A Stunning Reversal: Quantization Is Actually Stronger?
The Algoverse research team conducted a series of rigorous experiments on the LLaMA-3.1-8B model. They had the model learn three types of tasks in sequence: natural language understanding (NLU), math reasoning (Math), and code generation (Code).
The results were eye-opening:
-
Initial performance: As expected, the FP16 (high-precision) model performed best on the early tasks.
-
The reversal after continual learning: As tasks kept accumulating, the FP16 model’s performance began to collapse. In contrast, the quantized models (INT8 and INT4) showed remarkable resilience. On the forward accuracy of the final task, the quantized models outperformed FP16 by 8-15%.
-
The miracle of code generation: In the code generation task, the INT4 model’s performance even reached twice that of FP16 (40% vs 20%).
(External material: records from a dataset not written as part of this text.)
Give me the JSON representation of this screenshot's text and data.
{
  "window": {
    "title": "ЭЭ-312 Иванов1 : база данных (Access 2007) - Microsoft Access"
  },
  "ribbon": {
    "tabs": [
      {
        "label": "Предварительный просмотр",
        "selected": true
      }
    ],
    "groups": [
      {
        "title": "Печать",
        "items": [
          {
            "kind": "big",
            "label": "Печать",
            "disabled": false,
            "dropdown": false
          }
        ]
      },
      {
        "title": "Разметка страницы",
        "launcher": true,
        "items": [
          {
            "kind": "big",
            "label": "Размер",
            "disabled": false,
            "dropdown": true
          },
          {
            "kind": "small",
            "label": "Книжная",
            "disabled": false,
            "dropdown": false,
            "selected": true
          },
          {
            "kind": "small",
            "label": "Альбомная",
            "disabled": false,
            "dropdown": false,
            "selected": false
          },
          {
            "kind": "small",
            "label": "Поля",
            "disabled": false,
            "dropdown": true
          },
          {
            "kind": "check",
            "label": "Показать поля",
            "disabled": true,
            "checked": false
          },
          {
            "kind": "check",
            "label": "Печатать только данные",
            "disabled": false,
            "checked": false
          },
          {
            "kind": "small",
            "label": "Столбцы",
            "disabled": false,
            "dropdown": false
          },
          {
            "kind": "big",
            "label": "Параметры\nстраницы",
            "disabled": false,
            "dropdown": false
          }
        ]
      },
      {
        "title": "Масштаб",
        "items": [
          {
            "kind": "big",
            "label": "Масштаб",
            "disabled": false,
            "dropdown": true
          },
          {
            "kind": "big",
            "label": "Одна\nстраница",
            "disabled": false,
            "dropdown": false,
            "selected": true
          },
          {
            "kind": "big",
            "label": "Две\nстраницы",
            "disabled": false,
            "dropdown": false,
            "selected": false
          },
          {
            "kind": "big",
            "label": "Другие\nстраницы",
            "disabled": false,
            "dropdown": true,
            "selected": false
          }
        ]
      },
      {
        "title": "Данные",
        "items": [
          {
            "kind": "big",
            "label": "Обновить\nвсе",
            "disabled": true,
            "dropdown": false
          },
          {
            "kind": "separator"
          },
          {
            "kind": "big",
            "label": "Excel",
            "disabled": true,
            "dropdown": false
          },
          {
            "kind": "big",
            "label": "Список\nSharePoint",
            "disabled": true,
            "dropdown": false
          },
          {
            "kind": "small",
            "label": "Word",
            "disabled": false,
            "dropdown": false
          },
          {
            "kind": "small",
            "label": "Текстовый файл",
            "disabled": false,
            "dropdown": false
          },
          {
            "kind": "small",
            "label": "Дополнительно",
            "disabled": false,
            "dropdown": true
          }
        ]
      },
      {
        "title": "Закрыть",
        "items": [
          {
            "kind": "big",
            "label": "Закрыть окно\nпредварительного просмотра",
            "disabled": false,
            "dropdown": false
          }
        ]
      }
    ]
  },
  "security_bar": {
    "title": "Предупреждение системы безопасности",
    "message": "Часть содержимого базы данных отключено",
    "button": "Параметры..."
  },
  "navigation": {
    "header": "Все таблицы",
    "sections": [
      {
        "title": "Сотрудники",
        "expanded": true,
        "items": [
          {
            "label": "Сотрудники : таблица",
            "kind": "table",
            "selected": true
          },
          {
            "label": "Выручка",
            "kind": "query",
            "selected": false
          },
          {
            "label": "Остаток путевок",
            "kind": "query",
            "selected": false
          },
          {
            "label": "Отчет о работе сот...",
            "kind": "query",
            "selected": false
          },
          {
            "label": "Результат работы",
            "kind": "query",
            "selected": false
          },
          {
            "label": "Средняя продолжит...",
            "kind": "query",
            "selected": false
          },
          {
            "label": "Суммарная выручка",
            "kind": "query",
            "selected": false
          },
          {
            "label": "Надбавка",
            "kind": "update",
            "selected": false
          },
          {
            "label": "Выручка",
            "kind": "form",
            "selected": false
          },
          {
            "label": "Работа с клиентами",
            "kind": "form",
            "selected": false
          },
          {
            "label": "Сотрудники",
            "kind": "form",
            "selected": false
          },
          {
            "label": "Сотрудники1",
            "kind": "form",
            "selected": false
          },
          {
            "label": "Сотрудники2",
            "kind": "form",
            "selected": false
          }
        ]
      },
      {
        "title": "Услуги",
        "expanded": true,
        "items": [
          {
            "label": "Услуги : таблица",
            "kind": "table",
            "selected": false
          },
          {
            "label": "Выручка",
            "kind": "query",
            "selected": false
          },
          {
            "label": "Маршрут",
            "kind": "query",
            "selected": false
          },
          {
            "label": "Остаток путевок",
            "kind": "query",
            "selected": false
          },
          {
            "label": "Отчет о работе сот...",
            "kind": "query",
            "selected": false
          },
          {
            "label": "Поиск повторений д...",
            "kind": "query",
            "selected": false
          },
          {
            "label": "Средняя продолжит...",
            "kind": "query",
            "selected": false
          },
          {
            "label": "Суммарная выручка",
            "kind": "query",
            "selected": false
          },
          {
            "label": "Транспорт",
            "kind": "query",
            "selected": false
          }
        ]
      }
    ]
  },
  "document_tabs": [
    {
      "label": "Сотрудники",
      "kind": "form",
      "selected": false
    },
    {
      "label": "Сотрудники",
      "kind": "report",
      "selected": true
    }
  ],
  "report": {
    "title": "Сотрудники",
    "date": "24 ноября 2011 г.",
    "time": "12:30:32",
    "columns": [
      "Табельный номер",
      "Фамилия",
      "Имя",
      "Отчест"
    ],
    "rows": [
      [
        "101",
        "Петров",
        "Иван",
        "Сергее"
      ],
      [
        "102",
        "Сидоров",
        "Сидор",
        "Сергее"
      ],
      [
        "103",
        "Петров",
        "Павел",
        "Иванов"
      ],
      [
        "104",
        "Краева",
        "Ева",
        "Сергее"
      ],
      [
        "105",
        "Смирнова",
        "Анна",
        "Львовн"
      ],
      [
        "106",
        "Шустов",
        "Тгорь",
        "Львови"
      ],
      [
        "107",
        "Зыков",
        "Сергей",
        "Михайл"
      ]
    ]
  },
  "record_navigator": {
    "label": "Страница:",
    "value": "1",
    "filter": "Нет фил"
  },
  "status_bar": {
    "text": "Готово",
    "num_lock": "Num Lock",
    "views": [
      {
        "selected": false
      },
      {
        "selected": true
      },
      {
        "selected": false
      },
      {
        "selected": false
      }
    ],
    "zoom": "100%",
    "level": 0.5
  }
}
Figure 1: Task performance under different quantization precisions and replay sizes. It can be seen that under low replay ratios, the quantized models, especially INT8, show superior stability.
Why Is “Less” Actually “More”?
Why do lower-precision models learn better and forget less? The paper proposes a very interesting hypothesis: the noise introduced by quantization acts as a form of implicit regularization.
It is like when we learn, if we remember things too rigidly (overfitting), we tend to get stuck in our ways when facing new problems and end up discarding old knowledge.
-
FP16 model: Too “smart” and sensitive, it easily overfits to the gradients of new tasks, causing old knowledge to be quickly overwritten.
-
Quantized models (INT8/INT4): Due to the loss of precision, random noise is introduced. This noise smooths the loss landscape, forcing the model to find flatter, more general minima.
This mechanism allows quantized models, even when faced with very little replay data (or even just 0.1%), to effectively anchor old knowledge, achieving the best balance between plasticity and retention.
Experimental Insight: INT8 Is the Golden Balance Point
By constructing a “quantization-replay trade-off map,” the researchers arrived at several highly practical conclusions:
-
INT8 is the best choice: It strikes a perfect balance between computational efficiency and continual learning dynamics. By contrast, while INT4 performs well in some extreme cases, it is very sensitive to the size of the replay buffer; if the buffer is too small, performance drops off a cliff.
-
Even tiny replay helps a lot: For quantized models, keeping just 0.1% of old data can raise the retention rate on NLU tasks from 45% to 65%.
-
The fragility of FP16: High-precision models forget the fastest when there is not enough replay data. This means that if you must use FP16, you actually need more storage space to keep old data.

Figure 2: Knowledge retention rates under different precisions. Note the robust performance of INT8 at low replay ratios.
Deployment Advice: How Should You Configure Your Model?
Based on these findings, the paper provides concrete parameter recommendations for real-world deployment:
-
Natural language tasks (NLU): Regardless of precision, a small replay buffer of 1-2% is sufficient.
-
Math and code tasks: These tasks are harder to retain.
-
If you use INT8/INT4: it is recommended to allocate a 5-10% buffer.
-
If you use FP16: to achieve the same retention effect, you may need a 10-20% buffer or even larger.
Conclusion
This study breaks our stereotype about model compression. Quantization is not just about saving money and GPU memory; in the dynamic process of continual learning, it can unexpectedly act as a “protective charm,” preventing the model from favoring the new and forgetting the old.
For developers building edge AI or needing to frequently update model knowledge, this is undoubtedly great news: embrace 8-bit quantization, and you may gain not only speed, but also longer-lasting memory.